Começa julgamento dos 98 acusados de integrar a facção criminosa nas cadeias catarinenses

Geral
Santa Catarina | 09/09/2013 | 10:06

Autor: Governo de Santa Catarina
Foto: Reprodução

Começa nesta segunda-feira (9) o julgamento dos 98 acusados pelo Ministério Público de fazer parte da facção criminosa que atua nas cadeias de Santa Catarina. A denúncia refere-se à formação de quadrilha armada, associação para o tráfico de drogas e porte de armas. A facção é apontada como a responsável pela onda de ataques contra a sociedade catarinense em novembro de 2012 e fevereiro de 2013, no Estado. Considerada a maior ação do sistema prisional no Brasil, a chamada Operação Parceria tem a missão de dar apoio logístico e operacional para que o Tribunal de Justiça de Santa Catarina viabilize, com segurança, todos os procedimentos necessários para a realização das audiências e posterior julgamento.

“Há três semanas começamos a montar a operação e gostaria de destacar o comprometimento da Polícia Militar, dos agentes do DEAP, da Polícia Rodoviária Federal e do Depen para que a operação ocorra sem incidentes, dada sua proporção”, observa o diretor do DEAP, Leandro Lima.

A Operação Parceria tem algumas peculiaridades. A começar pelo local: o Complexo Penitenciário do Vale do Itajaí. A opção por fazer o julgamento no prédio recém-concluído, que faz parte do projeto de ampliação da unidade, deve-se ao número de réus: são 98 acusados. Destes, 23 estão na Penitenciária Federal de Mossoró, no Rio Grande do Norte e seus depoimentos serão tomados por meio de vídeoaudiência.

Todo o suporte tecnológico para a transmissão das informações está sob a responsabilidade do Departamento Penitenciário Nacional (Depen), órgão do Ministério da Justiça. Os agentes do Depen permanecerão em Itajaí até o final do julgamento previsto para o dia 18.

Outros 64 detentos – entre homens e mulheres – custodiados pelo Estado em unidades catarinenses já estão no Complexo de Itajaí.
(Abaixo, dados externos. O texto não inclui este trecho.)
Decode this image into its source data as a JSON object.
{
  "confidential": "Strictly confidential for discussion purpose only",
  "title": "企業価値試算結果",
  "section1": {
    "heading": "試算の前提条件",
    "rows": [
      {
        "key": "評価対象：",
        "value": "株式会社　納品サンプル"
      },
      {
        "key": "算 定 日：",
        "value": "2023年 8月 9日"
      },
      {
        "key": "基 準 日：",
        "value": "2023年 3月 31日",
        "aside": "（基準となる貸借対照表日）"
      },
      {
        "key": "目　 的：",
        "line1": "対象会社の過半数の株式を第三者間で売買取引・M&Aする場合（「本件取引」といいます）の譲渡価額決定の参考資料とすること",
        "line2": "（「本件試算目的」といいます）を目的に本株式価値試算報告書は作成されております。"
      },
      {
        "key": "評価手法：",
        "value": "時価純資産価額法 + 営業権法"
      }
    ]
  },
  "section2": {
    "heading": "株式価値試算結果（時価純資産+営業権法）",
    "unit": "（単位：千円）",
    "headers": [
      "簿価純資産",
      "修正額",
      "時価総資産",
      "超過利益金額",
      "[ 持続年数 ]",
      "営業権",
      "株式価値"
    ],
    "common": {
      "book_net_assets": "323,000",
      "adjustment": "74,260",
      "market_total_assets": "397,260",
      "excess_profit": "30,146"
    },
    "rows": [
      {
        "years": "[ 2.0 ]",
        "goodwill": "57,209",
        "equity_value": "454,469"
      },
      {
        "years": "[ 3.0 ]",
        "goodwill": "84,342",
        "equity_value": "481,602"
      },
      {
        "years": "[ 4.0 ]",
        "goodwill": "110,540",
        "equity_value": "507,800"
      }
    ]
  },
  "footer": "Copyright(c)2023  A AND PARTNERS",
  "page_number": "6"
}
A transferência destes presos começou na sexta-feira (6) e foi concluída no final da tarde deste domingo (8). Há ainda outras 22 pessoas entre réus soltos e testemunhas.

A segurança do Complexo recebeu o reforço de 70 agentes penitenciários e de mais de 70 policiais militares do Batalhão de Choque – elite da PM que vai ficar no interior do prédio pronta para intervir caso ocorra alguma anormalidade que coloque em risco a Operação. No entorno da unidade também há policiamento especial.

O Tribunal de Justiça – entre juízes, promotores e assessoria técnica – deslocou uma equipe de 22 pessoas para a unidade. A sala do júri também foi preparada para acomodar 57 advogados que farão a defesa de seus clientes.

A previsão é de o julgamento termine dia 18, porém a sentença não deverá ser proferida ao final das audiências devido ao volume do processo.